Барометр, несмотря на залупу, ожидаемым образом не среагировал, чем немало его озадачил, а ее, похоже, шокировав, жутко обидел.
Вечеринка не задалась. Несмотря на очевидный прогресс, у второго с партнершей тоже дальше не двинулось. У хлюпика лапать, похоже, нечего было ваще, он к этому делу не был совсем предназначен, хорошо, если сам из себя раз в месяц выдавит курам на смех несколько капель.
Решил сваливать. Чем скорее, тем лучше. Совсем-совсем теплого рюмку выпив на посошок, чмокнув в щечку хозяйку, остальным слегка вежливо поклонившись, оказался на воздухе, который взбодрил свежестью и, что было совсем удивительно, оказал неожиданное влияние на воскресший барометр. Ни с того, ни с сего, внизу отяжелев, отвердев, вверх взметнулся, словно птица, вырывающаяся из силков, из трусов и брюк стремясь выпорхнуть, чтобы, с плотью неведомой слившись, излиться.
И — мир не без добрых чудес! — уже у метро, куда, незнакомыми переулками проплутав, битый час добирался, решив на всякий случай — тащиться немало — за подвернувшийся строительный забор заглянуть, увидел парня уже вытаскивающего.
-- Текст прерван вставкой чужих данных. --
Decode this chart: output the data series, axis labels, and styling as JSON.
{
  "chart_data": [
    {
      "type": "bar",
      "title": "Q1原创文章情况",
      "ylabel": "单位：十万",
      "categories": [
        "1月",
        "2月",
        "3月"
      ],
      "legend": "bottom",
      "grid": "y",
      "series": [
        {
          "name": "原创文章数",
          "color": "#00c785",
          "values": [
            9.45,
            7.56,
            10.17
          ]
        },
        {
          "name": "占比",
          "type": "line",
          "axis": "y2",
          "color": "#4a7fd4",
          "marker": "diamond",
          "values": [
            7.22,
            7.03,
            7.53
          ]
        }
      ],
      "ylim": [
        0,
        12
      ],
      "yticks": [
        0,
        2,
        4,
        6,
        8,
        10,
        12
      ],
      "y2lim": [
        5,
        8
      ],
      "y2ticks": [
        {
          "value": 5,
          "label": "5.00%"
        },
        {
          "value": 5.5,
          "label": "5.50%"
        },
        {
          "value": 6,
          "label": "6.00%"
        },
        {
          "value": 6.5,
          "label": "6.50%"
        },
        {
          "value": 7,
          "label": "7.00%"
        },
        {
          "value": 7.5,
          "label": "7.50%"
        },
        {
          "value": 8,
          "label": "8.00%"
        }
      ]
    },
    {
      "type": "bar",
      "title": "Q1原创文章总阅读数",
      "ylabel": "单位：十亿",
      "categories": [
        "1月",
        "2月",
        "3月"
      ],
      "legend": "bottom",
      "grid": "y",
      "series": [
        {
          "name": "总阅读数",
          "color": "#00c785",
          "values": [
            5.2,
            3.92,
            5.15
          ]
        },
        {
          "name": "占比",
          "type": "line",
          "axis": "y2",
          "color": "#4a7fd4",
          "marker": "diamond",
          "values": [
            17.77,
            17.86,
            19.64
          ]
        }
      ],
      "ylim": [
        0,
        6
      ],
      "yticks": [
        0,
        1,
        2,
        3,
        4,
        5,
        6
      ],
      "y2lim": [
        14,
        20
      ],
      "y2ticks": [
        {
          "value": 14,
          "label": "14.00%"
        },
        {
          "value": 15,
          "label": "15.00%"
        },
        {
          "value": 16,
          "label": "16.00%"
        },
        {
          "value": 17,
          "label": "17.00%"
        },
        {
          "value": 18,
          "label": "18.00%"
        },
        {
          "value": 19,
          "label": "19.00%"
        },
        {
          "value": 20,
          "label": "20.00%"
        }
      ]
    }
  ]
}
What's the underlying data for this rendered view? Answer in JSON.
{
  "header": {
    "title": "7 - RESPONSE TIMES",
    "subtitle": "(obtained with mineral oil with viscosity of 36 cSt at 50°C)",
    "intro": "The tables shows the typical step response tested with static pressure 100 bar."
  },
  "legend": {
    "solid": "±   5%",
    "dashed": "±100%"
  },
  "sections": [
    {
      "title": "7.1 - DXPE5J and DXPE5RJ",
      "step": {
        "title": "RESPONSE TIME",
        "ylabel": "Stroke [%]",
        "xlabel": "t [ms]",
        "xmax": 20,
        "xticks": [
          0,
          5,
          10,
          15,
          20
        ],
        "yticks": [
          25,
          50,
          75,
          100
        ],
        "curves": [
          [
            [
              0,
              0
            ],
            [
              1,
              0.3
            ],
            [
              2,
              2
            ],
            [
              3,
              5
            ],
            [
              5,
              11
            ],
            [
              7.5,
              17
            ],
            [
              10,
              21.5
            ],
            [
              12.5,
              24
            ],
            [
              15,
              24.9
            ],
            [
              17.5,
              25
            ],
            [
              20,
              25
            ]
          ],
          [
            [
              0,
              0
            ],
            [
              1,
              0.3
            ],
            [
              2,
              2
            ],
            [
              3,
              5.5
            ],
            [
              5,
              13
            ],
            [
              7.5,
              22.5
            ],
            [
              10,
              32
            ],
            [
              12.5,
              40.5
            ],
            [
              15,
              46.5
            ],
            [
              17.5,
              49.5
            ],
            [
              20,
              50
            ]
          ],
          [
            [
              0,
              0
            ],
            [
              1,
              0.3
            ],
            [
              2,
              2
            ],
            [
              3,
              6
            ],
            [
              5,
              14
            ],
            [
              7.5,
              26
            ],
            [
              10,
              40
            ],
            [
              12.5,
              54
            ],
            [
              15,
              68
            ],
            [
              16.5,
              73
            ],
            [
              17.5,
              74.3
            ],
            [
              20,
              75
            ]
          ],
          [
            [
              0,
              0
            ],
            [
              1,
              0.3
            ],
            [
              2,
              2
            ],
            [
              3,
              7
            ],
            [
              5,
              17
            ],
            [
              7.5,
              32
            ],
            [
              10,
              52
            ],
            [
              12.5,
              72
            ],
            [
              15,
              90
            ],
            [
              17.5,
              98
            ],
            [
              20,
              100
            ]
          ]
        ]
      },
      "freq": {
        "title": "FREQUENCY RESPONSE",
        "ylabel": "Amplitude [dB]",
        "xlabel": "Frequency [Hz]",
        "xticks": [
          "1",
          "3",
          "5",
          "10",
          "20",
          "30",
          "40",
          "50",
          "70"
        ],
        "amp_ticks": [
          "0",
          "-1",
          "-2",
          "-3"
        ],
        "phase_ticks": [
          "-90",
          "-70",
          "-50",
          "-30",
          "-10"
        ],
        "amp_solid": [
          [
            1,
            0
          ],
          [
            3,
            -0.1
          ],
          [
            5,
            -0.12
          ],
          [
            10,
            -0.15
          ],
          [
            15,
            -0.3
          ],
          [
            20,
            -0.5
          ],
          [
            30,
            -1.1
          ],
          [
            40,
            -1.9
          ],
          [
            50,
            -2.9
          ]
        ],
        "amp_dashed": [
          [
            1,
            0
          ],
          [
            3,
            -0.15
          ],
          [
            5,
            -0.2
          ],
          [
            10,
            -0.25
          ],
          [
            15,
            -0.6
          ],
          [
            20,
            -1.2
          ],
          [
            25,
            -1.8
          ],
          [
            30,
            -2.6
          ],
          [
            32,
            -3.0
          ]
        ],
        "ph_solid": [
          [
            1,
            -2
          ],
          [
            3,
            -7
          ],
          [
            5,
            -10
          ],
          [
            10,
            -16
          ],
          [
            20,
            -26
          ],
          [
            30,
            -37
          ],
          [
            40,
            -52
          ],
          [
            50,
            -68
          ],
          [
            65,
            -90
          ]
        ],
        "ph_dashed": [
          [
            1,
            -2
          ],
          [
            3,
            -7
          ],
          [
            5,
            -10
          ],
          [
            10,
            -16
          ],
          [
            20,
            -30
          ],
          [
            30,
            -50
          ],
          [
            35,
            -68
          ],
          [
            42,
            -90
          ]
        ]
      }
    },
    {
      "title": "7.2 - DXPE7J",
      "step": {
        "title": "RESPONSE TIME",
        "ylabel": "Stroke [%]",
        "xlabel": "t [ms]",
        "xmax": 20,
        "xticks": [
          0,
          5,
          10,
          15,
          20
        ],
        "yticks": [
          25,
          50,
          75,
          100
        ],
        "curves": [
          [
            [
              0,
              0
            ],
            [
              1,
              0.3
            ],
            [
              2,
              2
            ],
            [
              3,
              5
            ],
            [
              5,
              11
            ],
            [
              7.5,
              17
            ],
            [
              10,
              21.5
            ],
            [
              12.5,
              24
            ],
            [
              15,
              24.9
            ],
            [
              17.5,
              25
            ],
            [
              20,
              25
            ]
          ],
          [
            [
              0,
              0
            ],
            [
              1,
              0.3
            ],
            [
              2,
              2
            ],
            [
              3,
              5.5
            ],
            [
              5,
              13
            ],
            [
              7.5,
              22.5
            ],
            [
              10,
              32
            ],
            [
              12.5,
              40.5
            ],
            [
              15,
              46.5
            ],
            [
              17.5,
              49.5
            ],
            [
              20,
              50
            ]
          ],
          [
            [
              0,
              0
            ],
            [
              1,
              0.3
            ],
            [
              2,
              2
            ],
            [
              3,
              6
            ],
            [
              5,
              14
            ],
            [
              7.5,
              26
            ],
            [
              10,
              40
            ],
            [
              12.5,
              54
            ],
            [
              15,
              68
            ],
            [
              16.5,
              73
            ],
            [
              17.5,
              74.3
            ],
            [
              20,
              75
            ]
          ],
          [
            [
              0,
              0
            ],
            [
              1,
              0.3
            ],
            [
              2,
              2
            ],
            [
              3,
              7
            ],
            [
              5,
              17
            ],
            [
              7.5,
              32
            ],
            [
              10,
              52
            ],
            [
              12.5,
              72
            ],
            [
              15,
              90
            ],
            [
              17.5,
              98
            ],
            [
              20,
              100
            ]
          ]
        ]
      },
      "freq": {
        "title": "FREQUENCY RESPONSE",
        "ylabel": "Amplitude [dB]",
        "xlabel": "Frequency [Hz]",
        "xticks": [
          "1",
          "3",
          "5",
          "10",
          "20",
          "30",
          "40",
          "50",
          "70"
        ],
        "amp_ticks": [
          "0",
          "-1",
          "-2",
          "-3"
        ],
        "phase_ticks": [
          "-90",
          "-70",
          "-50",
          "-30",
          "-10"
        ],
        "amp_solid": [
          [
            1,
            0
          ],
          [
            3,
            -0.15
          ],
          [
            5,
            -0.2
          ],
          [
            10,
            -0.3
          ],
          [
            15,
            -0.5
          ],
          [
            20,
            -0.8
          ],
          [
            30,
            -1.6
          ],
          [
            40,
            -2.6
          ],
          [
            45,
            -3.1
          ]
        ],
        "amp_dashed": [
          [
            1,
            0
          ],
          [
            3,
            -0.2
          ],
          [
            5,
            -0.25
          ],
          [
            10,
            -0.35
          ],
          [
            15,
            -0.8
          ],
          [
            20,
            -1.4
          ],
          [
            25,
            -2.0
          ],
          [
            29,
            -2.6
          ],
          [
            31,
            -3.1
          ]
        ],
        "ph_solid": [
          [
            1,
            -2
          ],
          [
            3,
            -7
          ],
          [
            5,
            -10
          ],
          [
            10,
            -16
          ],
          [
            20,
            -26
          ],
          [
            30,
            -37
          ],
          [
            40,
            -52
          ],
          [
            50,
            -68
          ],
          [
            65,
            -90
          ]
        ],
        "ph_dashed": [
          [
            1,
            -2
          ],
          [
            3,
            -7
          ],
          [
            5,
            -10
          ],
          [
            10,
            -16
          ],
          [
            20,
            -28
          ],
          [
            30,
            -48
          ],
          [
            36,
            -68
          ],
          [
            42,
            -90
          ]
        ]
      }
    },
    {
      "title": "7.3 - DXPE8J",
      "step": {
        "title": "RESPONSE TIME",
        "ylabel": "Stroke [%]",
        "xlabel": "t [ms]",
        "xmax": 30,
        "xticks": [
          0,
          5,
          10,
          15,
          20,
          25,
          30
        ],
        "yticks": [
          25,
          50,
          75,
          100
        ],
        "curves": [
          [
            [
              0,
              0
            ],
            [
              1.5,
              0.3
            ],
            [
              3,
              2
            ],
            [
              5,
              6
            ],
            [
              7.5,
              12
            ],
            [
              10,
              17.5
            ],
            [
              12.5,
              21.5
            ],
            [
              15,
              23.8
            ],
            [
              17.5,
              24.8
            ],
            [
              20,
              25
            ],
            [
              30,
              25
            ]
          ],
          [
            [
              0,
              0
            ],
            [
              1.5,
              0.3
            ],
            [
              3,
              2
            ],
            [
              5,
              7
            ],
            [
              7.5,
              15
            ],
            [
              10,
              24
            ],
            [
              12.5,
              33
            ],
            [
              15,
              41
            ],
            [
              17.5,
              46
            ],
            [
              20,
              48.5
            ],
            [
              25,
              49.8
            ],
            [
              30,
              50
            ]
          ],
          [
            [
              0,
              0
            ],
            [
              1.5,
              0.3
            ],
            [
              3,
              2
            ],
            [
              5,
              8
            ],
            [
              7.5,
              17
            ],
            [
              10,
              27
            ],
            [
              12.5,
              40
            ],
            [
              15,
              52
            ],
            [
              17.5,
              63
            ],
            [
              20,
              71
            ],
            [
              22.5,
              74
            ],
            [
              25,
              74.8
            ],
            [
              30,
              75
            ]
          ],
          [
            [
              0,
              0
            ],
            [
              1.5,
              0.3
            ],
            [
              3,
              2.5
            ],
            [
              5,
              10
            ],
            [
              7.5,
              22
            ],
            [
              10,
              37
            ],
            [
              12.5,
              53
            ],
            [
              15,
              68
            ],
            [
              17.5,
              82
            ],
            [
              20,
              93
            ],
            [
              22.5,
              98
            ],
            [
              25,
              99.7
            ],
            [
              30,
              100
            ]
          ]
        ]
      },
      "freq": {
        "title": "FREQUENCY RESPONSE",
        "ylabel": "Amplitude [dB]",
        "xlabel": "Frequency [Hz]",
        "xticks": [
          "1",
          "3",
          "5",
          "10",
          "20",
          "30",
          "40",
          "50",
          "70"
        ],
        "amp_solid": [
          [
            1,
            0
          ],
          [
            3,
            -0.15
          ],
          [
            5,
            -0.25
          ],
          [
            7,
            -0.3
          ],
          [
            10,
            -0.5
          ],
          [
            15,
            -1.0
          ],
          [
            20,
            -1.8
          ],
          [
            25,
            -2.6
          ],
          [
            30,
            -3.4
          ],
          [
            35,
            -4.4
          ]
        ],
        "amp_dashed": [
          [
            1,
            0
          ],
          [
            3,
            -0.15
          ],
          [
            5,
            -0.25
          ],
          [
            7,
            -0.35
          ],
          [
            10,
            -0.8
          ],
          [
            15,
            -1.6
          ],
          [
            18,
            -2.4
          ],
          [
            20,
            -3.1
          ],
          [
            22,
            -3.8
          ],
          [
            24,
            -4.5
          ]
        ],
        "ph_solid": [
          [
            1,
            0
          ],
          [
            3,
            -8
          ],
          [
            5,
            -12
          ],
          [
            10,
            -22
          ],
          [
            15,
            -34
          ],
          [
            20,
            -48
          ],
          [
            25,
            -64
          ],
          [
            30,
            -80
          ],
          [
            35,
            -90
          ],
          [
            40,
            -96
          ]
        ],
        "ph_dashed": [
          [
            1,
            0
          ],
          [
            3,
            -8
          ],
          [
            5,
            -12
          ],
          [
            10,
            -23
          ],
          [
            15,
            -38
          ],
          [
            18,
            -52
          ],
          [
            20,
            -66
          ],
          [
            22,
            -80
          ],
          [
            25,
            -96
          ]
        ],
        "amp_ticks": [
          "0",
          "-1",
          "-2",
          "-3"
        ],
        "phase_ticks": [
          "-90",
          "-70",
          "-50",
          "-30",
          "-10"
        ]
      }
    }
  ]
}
Показалось: тот, второй с незадавшейся вечеринки.
Конечно, хотя под шафе, но этика этикой. Близко не подходя, полумерой не ограничиваясь, всю свою гроздь вытащил на всеобщее обозрение. Тот и луна поглядели, и ей на радость, увлеченно дальнейшее наблюдавшей, пацаны, штаны-трусы опустив, пьяненькими поцелуйчиками для приличия обменявшись, стали друга с медвежьей ласковостью лапать и мять, перепутав, где руки, где ноги, где чья срака, чей входит куда. Смешавшись, все завертелось потно и ласково: бедра, грозди, промежности.
Имен друг друга они не узнали. Объявленные на вечеринке, конечно же, не запомнили: столько барышень, к чему пацанячьи? За забором было уже не до них. Слова не сказали друг другу. К чему? И так все понятно. К тому же губы и язык заняты делом куда поважней.
В ноздри весело, радостно шибануло чистым потом пацанским и терпкой стремительной малофьей, любые дезодоранты в минуту соития перешибающими. Головы от теплой пьяни и похоти жадной кружились, но прочая плоть дело знала твердо и наизусть, в мозгах не слишком нуждаясь.
Поздно наутро проснувшись, все помнил прекрасно. То, где и с кем танцевал, сколько рюмок, раз от разу теплеющих, выпил, как свалил, как вытащенный увидел. Дальше все расплывалось, оборачиваясь пятнами на брюках, трусах, даже рубашке — кто из них туда выстрелил? — которые надо было самому постирать. Не бросать же в общее грязное, чтобы мать догадалась.
А то, что с пацаном, ну и что? Один раз, как утверждает народная мудрость, тем более если обоим было так хорошо, даже прекрасно.